The N-terminal domain of SARS-CoV-2 nsp1 plays key roles in suppression of cellular gene expression and preservation of viral gene expression
Aaron S. Mendez,
Michael Ly,
Angélica M. González-Sánchez,
Ella Hartenian,
Nicholas T. Ingolia,
Jamie H. Cate,
Britt A. Glaunsinger
Affiliations
Aaron S. Mendez
Department of Plant & Microbial Biology, University of California, Berkeley, Berkeley, CA, USA
Michael Ly
Department of Molecular and Cell Biology, University of California, Berkeley, Berkeley, CA, USA
Angélica M. González-Sánchez
Department of Molecular and Cell Biology, University of California, Berkeley, Berkeley, CA, USA; Comparative Biochemistry Graduate Program, University of California, Berkeley, Berkeley, CA, USA
Ella Hartenian
Department of Molecular and Cell Biology, University of California, Berkeley, Berkeley, CA, USA
Nicholas T. Ingolia
Department of Molecular and Cell Biology, University of California, Berkeley, Berkeley, CA, USA; California Institute for Quantitative Biosciences, University of California, Berkeley, Berkeley, CA, USA
Jamie H. Cate
Department of Molecular and Cell Biology, University of California, Berkeley, Berkeley, CA, USA; California Institute for Quantitative Biosciences, University of California, Berkeley, Berkeley, CA, USA; Innovative Genomics Institute, University of California, Berkeley, Berkeley, CA, USA; Department of Chemistry, University of California, Berkeley, Berkeley, CA, USA; Molecular Biophysics & Integrated Bioimaging Division, Lawrence Berkeley National Laboratory, Berkeley, CA, USA
Britt A. Glaunsinger
Department of Plant & Microbial Biology, University of California, Berkeley, Berkeley, CA, USA; Department of Molecular and Cell Biology, University of California, Berkeley, Berkeley, CA, USA; California Institute for Quantitative Biosciences, University of California, Berkeley, Berkeley, CA, USA; Innovative Genomics Institute, University of California, Berkeley, Berkeley, CA, USA; Howard Hughes Medical Institute, Berkeley, CA, USA; Corresponding author
Summary: Nonstructural protein 1 (nsp1) is a coronavirus (CoV) virulence factor that restricts cellular gene expression by inhibiting translation through blocking the mRNA entry channel of the 40S ribosomal subunit and by promoting mRNA degradation.
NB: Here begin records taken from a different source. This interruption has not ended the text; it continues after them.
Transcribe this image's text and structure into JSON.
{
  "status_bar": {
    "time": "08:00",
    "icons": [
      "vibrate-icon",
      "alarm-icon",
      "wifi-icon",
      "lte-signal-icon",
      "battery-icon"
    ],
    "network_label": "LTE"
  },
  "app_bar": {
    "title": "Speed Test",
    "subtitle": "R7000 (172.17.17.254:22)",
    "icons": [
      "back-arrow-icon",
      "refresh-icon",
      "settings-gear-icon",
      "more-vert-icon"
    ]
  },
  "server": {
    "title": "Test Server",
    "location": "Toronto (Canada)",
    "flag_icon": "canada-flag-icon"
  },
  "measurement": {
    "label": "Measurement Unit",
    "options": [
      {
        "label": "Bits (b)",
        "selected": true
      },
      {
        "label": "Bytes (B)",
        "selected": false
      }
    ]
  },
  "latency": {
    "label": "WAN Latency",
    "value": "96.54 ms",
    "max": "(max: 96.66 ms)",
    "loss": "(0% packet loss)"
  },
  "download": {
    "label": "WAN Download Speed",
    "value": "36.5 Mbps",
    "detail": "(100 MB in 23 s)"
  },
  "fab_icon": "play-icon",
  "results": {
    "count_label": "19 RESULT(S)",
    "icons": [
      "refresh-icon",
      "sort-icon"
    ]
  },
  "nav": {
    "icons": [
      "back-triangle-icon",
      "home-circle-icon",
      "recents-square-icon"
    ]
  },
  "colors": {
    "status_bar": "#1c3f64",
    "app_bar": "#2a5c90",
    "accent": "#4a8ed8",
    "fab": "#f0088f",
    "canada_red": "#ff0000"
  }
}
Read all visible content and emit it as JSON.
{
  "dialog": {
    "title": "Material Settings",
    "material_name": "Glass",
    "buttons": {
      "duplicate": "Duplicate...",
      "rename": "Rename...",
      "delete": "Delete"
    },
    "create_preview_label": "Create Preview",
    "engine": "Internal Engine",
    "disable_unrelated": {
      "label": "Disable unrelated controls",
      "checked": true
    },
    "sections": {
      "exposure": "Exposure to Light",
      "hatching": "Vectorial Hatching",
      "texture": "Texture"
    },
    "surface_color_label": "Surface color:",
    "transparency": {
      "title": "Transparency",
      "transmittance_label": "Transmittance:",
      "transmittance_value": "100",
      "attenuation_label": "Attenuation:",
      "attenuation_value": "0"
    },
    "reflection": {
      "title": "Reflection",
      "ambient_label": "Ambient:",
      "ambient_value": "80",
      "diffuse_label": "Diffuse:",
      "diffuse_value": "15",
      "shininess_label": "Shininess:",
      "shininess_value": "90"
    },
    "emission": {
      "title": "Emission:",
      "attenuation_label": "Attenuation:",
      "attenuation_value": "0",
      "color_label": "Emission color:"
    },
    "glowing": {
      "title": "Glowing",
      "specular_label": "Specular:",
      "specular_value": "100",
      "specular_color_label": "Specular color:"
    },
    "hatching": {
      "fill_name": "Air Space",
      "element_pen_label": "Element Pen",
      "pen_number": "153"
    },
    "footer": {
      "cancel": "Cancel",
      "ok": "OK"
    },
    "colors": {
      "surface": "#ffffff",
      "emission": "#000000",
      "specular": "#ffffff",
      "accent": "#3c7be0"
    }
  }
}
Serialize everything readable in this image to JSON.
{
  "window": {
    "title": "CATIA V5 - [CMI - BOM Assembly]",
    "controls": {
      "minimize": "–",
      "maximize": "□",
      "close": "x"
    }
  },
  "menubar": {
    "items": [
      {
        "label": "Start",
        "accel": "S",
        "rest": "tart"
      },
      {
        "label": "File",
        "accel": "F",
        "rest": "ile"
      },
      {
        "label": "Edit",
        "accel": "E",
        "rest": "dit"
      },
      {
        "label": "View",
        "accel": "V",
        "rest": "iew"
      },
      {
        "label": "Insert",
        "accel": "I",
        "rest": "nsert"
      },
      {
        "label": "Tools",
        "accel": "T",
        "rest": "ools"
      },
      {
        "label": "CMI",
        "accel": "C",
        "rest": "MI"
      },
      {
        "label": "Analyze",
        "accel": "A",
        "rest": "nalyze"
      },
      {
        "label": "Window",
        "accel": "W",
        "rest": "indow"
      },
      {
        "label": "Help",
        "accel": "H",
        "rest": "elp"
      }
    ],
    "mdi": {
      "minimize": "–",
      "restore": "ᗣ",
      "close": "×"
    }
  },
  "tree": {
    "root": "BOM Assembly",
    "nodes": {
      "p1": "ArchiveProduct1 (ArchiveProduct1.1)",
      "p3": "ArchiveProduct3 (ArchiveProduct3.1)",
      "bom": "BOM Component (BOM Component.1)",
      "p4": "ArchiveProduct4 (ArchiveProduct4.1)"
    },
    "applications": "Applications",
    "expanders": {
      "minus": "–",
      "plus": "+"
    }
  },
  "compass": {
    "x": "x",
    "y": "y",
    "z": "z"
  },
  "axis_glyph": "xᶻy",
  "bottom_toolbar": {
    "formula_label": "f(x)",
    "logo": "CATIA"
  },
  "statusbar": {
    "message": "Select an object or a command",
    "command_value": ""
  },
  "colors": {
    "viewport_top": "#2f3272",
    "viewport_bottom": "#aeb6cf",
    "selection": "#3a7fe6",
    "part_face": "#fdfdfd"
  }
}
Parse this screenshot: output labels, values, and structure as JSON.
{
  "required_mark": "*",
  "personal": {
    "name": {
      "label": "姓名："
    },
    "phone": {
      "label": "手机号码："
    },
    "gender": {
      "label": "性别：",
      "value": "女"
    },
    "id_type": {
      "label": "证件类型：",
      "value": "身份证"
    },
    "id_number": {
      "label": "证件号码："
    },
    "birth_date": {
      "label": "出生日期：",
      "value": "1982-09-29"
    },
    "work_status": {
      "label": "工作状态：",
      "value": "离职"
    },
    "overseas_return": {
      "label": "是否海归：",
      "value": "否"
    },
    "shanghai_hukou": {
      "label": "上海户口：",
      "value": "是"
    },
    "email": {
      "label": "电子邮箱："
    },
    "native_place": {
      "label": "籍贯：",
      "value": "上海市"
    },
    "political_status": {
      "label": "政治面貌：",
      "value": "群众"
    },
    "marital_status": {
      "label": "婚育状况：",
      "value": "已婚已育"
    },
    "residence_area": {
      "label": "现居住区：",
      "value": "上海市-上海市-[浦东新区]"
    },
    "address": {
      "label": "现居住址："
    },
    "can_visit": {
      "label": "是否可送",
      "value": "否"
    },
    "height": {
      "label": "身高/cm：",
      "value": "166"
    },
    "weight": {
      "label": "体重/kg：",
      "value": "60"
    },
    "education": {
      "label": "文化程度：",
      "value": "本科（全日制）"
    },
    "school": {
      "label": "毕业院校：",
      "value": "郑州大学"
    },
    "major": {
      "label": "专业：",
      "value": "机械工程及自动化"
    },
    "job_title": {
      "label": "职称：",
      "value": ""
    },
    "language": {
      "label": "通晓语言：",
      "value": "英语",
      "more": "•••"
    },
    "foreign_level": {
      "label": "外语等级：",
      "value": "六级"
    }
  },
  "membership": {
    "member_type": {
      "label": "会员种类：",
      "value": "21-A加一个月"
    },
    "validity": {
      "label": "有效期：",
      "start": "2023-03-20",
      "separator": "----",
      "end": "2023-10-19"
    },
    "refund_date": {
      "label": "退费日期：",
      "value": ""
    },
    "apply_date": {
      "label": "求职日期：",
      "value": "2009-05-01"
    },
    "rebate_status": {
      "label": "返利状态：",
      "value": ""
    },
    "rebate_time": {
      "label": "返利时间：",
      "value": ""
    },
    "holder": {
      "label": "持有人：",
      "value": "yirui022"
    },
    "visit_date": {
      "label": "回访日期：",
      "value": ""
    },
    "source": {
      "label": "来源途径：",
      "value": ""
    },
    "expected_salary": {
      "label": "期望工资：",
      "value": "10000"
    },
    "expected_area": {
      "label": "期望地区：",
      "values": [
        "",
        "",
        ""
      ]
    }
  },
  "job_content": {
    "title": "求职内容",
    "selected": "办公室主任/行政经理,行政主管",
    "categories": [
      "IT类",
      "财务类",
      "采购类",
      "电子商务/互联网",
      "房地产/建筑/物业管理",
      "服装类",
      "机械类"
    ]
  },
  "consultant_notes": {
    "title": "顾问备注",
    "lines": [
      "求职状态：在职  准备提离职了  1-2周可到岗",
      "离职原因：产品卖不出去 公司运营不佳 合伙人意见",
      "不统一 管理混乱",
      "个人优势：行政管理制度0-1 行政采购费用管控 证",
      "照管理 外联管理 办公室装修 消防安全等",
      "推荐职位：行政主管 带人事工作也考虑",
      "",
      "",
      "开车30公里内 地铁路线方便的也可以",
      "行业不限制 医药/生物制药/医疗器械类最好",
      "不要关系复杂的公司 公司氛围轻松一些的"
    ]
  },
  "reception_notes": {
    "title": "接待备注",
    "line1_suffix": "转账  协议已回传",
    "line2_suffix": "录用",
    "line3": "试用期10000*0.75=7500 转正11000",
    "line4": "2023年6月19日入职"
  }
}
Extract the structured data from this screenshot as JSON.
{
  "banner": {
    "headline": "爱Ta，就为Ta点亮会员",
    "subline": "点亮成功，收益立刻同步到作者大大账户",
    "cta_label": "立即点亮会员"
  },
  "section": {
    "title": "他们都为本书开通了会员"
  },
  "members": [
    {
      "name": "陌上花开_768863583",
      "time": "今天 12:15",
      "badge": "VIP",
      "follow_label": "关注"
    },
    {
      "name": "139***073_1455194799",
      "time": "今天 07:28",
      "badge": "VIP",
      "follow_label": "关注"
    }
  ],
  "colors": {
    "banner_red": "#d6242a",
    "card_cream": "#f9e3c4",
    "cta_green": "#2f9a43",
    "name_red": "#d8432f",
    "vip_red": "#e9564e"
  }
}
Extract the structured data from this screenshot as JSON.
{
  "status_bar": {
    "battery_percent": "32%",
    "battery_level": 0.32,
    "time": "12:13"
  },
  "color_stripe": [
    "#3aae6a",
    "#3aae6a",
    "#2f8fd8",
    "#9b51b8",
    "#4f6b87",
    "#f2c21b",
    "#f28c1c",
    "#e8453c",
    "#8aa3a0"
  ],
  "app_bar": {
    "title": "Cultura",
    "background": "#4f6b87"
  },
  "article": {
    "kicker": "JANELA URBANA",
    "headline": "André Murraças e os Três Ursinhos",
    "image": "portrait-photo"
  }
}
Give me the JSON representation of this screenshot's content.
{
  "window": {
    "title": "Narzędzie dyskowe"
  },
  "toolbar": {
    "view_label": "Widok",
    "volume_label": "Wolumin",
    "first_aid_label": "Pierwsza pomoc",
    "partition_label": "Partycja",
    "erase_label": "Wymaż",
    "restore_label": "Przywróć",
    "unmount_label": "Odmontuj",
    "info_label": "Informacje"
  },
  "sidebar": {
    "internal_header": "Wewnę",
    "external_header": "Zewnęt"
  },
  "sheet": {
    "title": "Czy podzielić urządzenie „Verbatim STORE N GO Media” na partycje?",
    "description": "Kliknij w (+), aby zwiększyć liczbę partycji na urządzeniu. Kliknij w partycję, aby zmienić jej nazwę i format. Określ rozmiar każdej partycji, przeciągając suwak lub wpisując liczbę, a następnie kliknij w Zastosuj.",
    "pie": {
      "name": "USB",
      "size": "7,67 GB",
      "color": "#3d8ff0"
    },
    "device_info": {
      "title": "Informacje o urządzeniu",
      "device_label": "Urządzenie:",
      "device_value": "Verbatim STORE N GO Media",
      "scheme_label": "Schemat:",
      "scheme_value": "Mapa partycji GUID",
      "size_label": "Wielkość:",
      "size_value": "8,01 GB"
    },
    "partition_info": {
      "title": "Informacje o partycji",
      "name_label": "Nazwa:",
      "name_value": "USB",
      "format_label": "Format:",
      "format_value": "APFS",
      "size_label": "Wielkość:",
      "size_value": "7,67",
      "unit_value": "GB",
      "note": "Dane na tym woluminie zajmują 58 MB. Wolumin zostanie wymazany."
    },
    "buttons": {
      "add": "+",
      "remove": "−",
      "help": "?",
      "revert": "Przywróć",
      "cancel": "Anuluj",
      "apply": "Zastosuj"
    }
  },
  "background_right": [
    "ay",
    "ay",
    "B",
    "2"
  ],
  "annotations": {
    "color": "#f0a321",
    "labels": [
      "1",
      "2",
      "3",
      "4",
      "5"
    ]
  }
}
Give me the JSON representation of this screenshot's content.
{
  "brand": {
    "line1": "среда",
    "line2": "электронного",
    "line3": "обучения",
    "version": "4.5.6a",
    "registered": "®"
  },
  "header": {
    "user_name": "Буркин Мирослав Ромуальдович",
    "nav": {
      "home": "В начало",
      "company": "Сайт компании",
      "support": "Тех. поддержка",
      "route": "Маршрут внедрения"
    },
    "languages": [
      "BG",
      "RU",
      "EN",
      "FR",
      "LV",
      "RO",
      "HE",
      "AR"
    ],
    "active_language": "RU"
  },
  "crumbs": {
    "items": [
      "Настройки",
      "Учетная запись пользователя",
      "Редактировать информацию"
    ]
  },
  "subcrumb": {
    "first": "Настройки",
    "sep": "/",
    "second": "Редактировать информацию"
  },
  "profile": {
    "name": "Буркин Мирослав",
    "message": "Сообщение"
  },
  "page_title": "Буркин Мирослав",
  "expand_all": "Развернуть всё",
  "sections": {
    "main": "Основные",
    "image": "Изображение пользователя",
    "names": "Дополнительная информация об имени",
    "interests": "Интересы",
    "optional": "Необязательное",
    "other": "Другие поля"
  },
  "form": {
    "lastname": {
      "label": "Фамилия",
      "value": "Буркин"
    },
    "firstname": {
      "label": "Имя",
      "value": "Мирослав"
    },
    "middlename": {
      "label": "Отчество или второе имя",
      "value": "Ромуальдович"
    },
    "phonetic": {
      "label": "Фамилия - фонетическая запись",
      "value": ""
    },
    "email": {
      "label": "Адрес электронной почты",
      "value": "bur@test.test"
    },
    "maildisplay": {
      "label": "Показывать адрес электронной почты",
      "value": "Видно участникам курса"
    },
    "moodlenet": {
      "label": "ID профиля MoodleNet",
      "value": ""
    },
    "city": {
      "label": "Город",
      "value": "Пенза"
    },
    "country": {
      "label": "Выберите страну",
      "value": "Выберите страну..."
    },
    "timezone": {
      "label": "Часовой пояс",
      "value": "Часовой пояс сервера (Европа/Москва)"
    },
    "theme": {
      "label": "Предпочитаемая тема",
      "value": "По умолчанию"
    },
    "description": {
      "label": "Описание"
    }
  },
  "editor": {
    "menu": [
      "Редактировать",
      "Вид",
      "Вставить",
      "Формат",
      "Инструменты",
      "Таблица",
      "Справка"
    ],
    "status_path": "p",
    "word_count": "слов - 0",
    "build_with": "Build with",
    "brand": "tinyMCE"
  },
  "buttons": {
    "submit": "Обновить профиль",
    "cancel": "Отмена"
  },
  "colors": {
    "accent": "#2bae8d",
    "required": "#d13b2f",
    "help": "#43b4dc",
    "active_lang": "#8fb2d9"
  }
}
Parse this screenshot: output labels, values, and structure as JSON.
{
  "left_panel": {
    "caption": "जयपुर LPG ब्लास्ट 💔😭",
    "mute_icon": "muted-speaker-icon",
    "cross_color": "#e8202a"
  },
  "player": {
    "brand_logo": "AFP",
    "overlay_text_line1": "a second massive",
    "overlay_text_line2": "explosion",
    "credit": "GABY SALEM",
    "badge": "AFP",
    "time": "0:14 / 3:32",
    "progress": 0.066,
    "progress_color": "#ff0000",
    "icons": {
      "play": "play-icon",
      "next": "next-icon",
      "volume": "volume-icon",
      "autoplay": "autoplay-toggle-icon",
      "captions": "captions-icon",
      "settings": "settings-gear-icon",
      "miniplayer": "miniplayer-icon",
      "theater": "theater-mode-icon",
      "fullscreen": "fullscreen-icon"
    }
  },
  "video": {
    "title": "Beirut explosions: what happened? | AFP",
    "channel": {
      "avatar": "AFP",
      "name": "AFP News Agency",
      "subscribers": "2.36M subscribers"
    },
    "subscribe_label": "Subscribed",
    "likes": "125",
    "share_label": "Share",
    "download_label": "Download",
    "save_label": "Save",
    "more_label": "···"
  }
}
We perform a detailed structure-guided mutational analysis of severe acute respiratory syndrome (SARS)-CoV-2 nsp1, revealing insights into how it coordinates these activities against host but not viral mRNA. We find that residues in the N-terminal and central regions of nsp1 not involved in docking into the 40S mRNA entry channel nonetheless stabilize its association with the ribosome and mRNA, both enhancing its restriction of host gene expression and enabling mRNA containing the SARS-CoV-2 leader sequence to escape translational repression. These data support a model in which viral mRNA binding functionally alters the association of nsp1 with the ribosome, which has implications for drug targeting and understanding how engineered or emerging mutations in SARS-CoV-2 nsp1 could attenuate the virus.